During her long and distinguished racing career, Tranquil Star had 111 starts for 23 wins, including 9 wins at what would now be regarded as group one level. She also scored 20 seconds and 12 thirds for a total of £26,690 in prize-money which made her Australasia's greatest stake-winning mare.

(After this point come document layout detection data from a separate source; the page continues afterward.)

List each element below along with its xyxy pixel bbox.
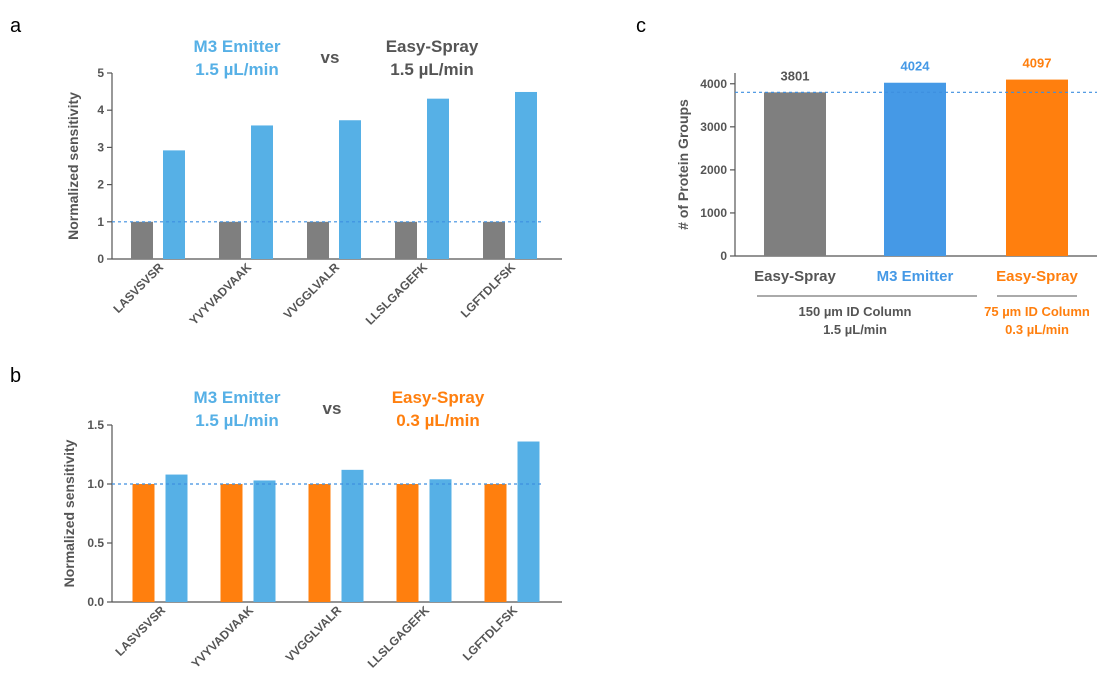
bar [163, 150, 185, 259]
data-label: 4097 [1023, 56, 1052, 71]
panel-a-title: M3 Emitter 1.5 µL/min vs Easy-Spray 1.5 … [194, 37, 479, 79]
x-tick-label: LGFTDLFSK [460, 603, 521, 664]
bar [484, 484, 507, 602]
y-axis-title: # of Protein Groups [675, 99, 691, 230]
bar [396, 484, 419, 602]
y-axis-title: Normalized sensitivity [61, 439, 77, 587]
y-tick-label: 0.0 [87, 595, 104, 609]
panel-letter-b: b [10, 365, 21, 387]
chart-b: 0.0 0.5 1.0 1.5 Normalized sensitivity LASVSV… [61, 418, 562, 671]
y-tick-label: 1.0 [87, 477, 104, 491]
panel-letter-c: c [636, 15, 646, 37]
x-tick-label: LASVSVSR [112, 603, 168, 659]
bar [132, 484, 155, 602]
y-axis-title: Normalized sensitivity [65, 92, 81, 240]
bar [251, 125, 273, 260]
bar [219, 221, 241, 259]
panel-b-title-left-line1: M3 Emitter [194, 388, 281, 407]
bar [253, 480, 276, 602]
panel-a-title-right-line2: 1.5 µL/min [390, 60, 473, 79]
y-tick-label: 4 [97, 103, 104, 117]
y-tick-label: 5 [97, 66, 104, 80]
bar [308, 484, 331, 602]
y-tick-label: 1.5 [87, 418, 104, 432]
data-label: 3801 [781, 68, 810, 83]
data-label: 4024 [901, 59, 931, 74]
x-tick-label: LASVSVSR [110, 260, 166, 316]
bar [515, 91, 537, 259]
y-tick-label: 1 [97, 215, 104, 229]
panel-b-title-right-line1: Easy-Spray [392, 388, 485, 407]
x-tick-label: YVYVADVAAK [187, 260, 255, 328]
bar [131, 221, 153, 259]
x-tick-label: YVYVADVAAK [189, 603, 257, 671]
panel-b-title: M3 Emitter 1.5 µL/min vs Easy-Spray 0.3 … [194, 388, 485, 430]
bar [220, 484, 243, 602]
panel-c-group-label-2: M3 Emitter [877, 268, 954, 285]
bar [427, 98, 449, 259]
bar [517, 441, 540, 602]
panel-c-sub-right-line1: 75 µm ID Column [984, 304, 1090, 319]
bar [483, 221, 505, 259]
y-tick-label: 3 [97, 140, 104, 154]
x-tick-label: LLSLGAGEFK [365, 603, 433, 671]
y-tick-label: 0 [97, 252, 104, 266]
panel-c-sub-left-line1: 150 µm ID Column [799, 304, 912, 319]
panel-letter-a: a [10, 15, 22, 37]
y-tick-label: 3000 [700, 120, 727, 134]
panel-a-title-left-line2: 1.5 µL/min [195, 60, 278, 79]
panel-c-sub-left-line2: 1.5 µL/min [823, 322, 887, 337]
panel-a-vs: vs [321, 48, 340, 67]
y-tick-label: 2000 [700, 163, 727, 177]
y-tick-label: 0 [720, 249, 727, 263]
bar [165, 474, 188, 602]
bar [429, 479, 452, 602]
bar [1006, 79, 1068, 256]
chart-a: 0 1 2 3 4 5 Normalized sensitivity LASVSVSR YVYV… [65, 66, 562, 328]
bar [884, 82, 946, 256]
bar [764, 92, 826, 257]
bar [395, 221, 417, 259]
y-tick-label: 0.5 [87, 536, 104, 550]
y-tick-label: 4000 [700, 77, 727, 91]
panel-c-group-label-1: Easy-Spray [754, 268, 836, 285]
panel-b-title-right-line2: 0.3 µL/min [396, 411, 479, 430]
bar [339, 120, 361, 259]
panel-b-vs: vs [323, 399, 342, 418]
panel-c-group-label-3: Easy-Spray [996, 268, 1078, 285]
y-tick-label: 1000 [700, 206, 727, 220]
bar [341, 469, 364, 602]
x-tick-label: LGFTDLFSK [458, 260, 519, 321]
panel-a-title-left-line1: M3 Emitter [194, 37, 281, 56]
chart-c: 0 1000 2000 3000 4000 # of Protein Groups 3801… [675, 56, 1097, 263]
x-tick-label: VVGGLVALR [281, 260, 343, 322]
panel-c-group-labels: Easy-Spray M3 Emitter Easy-Spray 150 µm … [754, 268, 1090, 337]
panel-a-title-right-line1: Easy-Spray [386, 37, 479, 56]
panel-c-sub-right-line2: 0.3 µL/min [1005, 322, 1069, 337]
x-tick-label: LLSLGAGEFK [363, 260, 431, 328]
x-tick-label: VVGGLVALR [283, 603, 345, 665]
y-tick-label: 2 [97, 178, 104, 192]
panel-b-title-left-line2: 1.5 µL/min [195, 411, 278, 430]
bar [307, 221, 329, 259]
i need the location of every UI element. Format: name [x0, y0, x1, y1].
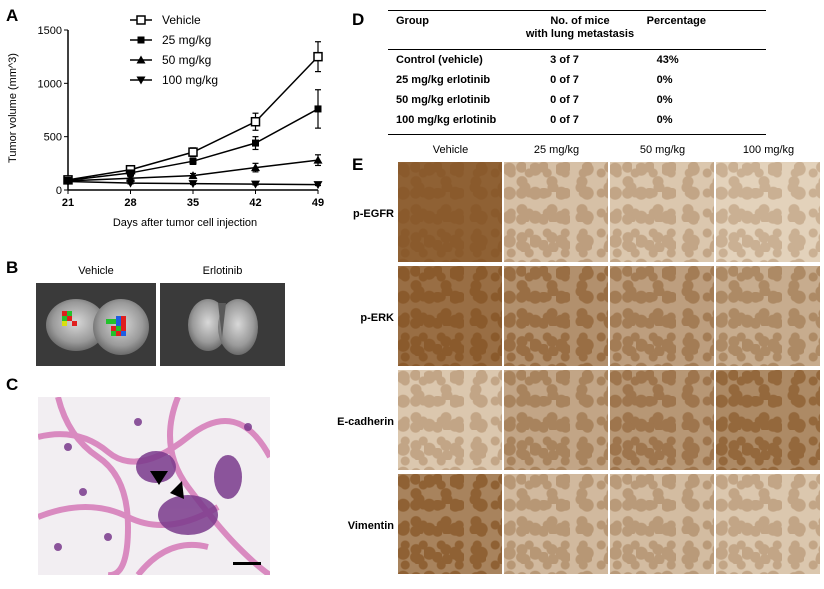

Tranquil Star's last public appearance was before a large crowd on 24 March 1946 at Olympic Park, Victoria. A. Breasley was her rider and her trainer Ron Cameron also attended.

==Stud record==
Retired to stud Tranquil Star was a good brood mare that produced nine foals, of which seven were raced and three were winners.

Her progeny were:
- 1947 Chestnut filly, Tranquil Dawn by Dhoti (GB), unplaced in five starts, became 5th dam of Calaway Gal (won the 2002 Golden Slipper Stakes)
- 1948 Chestnut filly, Tranquil Dusk by Dhoti, two unplaced starts, dam of Ivanhoe (won Doomben Stakes, Queensland Guineas, QTC Sires Produce Stakes)
- 1949 Chestnut filly, Light O’Star by Dhoti, two unplaced starts
- 1950 missed to service
- 1951 Chestnut colt, Tranquil Sun by Helios (GB) won seven races in Melbourne
- 1952 Chestnut filly, Tranquil Court by Comic Court, eight unplaced starts
- 1953 Chestnut colt, Tranquil Glow by Helios, won 11 races, including 9 steeplechases
- 1954 Bay filly unnamed by Helios (GB), died 1955
- 1955 Chestnut filly, Tranquil Sea by Masthead (GB), un-raced
- 1956 Bay colt, Night Ride by Landau, won five races, including three steeplechases.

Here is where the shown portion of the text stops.